Ocean carriers’ plans to get rid of surplus 8,000 teu vessels by dumping them into the tradelane between Asia and the East Coast South America appears to have seriously backfired, and painted them into a corner.
The recent launching of MSC’s new Ipanema service in the middle of April, and the subsequent announcement of the deployment of much bigger 8,000 teu vessels by others, will result in a massive 33% increase in capacity between April and July.
Even before all of the plans have been implemented, they have triggered a rate war, with spot prices from Shanghai to Santos collapsing by 26% between April and May, down to $2,810/40ft (including THCs at both ends), according to Drewry’s Container Freight Rate Insight. Anecdotal evidence indicates that since the middle of April, the decline was even higher, and rates were still dropping in the first week of June, indicating that no one wants to be muscled out of market share peacefully.
Freight rates between Shanghai and Santos ($/40ft)
The additional capacity causing this problem comes from MSC’s new Ipanema service, in addition to the current upgrading of vessels deployed in Evergreen/Coscon/Zim’s ESA schedule (from an average of 6,212 teu to 8,500 teu), and the rationalisation of the three services offered by Maersk Line, CMA CGM, Hamburg Sud, CSAV, CSCL and Hanjin. From July, the three services will deploy 33 vessels averaging 8,000 teu instead of 35 vessels averaging 6,295 teu.
The following table shows in more detail what existed at the beginning of April, before the introduction of MSC’s Ipanema service, and what is planned once all new services have been established in July. No allowance has been made for wayport cargo.
Although MSC appears to be at a distinct disadvantage to most other carriers in terms of economy of scale, the small vessels used in its service have been chartered at a very attractive rate of around $6,000/day, so the sub-economic state of the charter market is being used to its disadvantage. Its new service could also be a forerunner of a much bigger affair deploying 8,800 teu wide-beam vessels already on order.

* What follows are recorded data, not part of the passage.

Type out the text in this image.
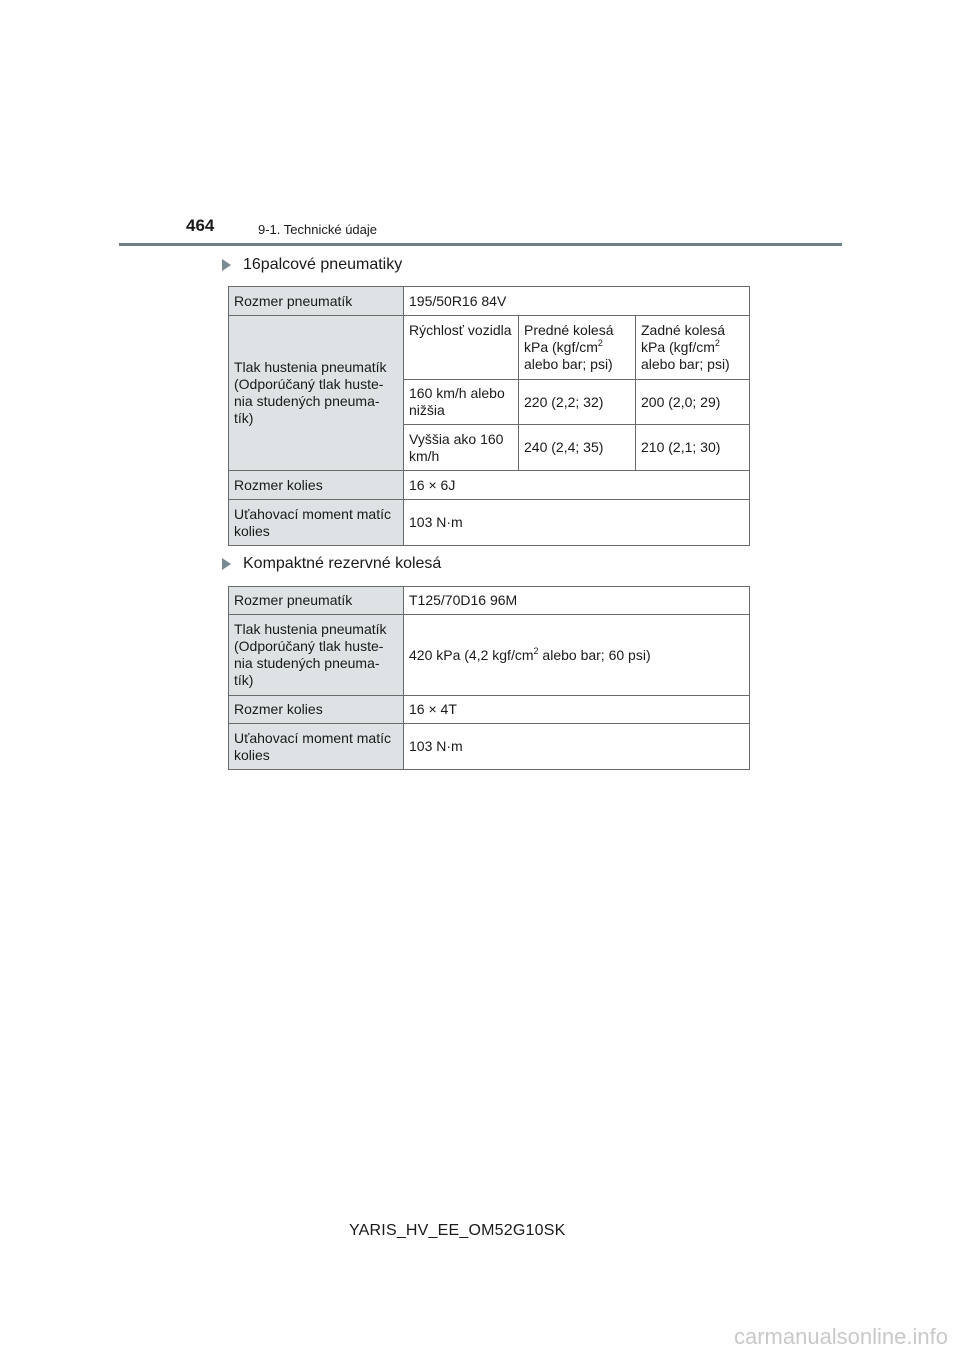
464	9-1. Technické údaje
16palcové pneumatiky
Rozmer pneumatík	195/50R16 84V		
Tlak hustenia pneumatík (Odporúčaný tlak huste-nia studených pneuma-tík)	Rýchlosť vozidla	Predné kolesá kPa ($kgf/cm^2$ alebo bar; psi)	Zadné kolesá kPa ($kgf/cm^2$ alebo bar; psi)
	160 km/h alebo nižšia	220 (2,2; 32)	200 (2,0; 29)
	Vyššia ako 160 km/h	240 (2,4; 35)	210 (2,1; 30)
Rozmer kolies	16 × 6J		
Uťahovací moment matíc kolies	103 N·m		
Kompaktné rezervné kolesá
Rozmer pneumatík	T125/70D16 96M
Tlak hustenia pneumatík (Odporúčaný tlak huste-nia studených pneuma-tík)	420 kPa (4,2 kgf/$cm^2$ alebo bar; 60 psi)
Rozmer kolies	16 × 4T
Uťahovací moment matíc kolies	103 N·m
YARIS_HV_EE_OM52G10SK
carmanualsonline.info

Comparison between weekly direct Asia-ECSA services, April and July 2013
Cargo growth cannot be the main driver behind the changes in services. As shown in the following chart, although there was year-on-year growth of 4.7% from Asia to ECSA in 1Q 13, up to 343,000 teu, and 12% on the backhaul leg to Asia, up to 132,600 teu, the increase was spread over 12 months, whereas the planned 33% growth in vessel capacity will be accomplished within just three months.
Brazil, the powerhouse of South America, achieved only 0.6% GDP growth in the first three months of the year compared to the previous three month period. And with inflation now running at 6.5% per annum, President Dilma Rousseff is in the uncomfortable position of having to raise interest rates again to bring spending down to a more responsible level.
Trade between Asia and East Coast South America (’000 teu)
The country is additionally being held back by congestion caused through inadequate transport infrastructure. Port reform is only now being addressed. According to a recent report from Maersk Line, containers are now even being used for bulk commodities, such as soy and corn, to skirt round logistics problems in Santos.
The additional vessel capacity planned for July between Asia and the East Coast of South America will result in further freight rate erosion. As much as ocean carriers would like to hide surplus 8,000 teu vessels in the north-south tradelanes, this cannot be achieved in the current poor economic climate without creating overcapacity and rate reductions.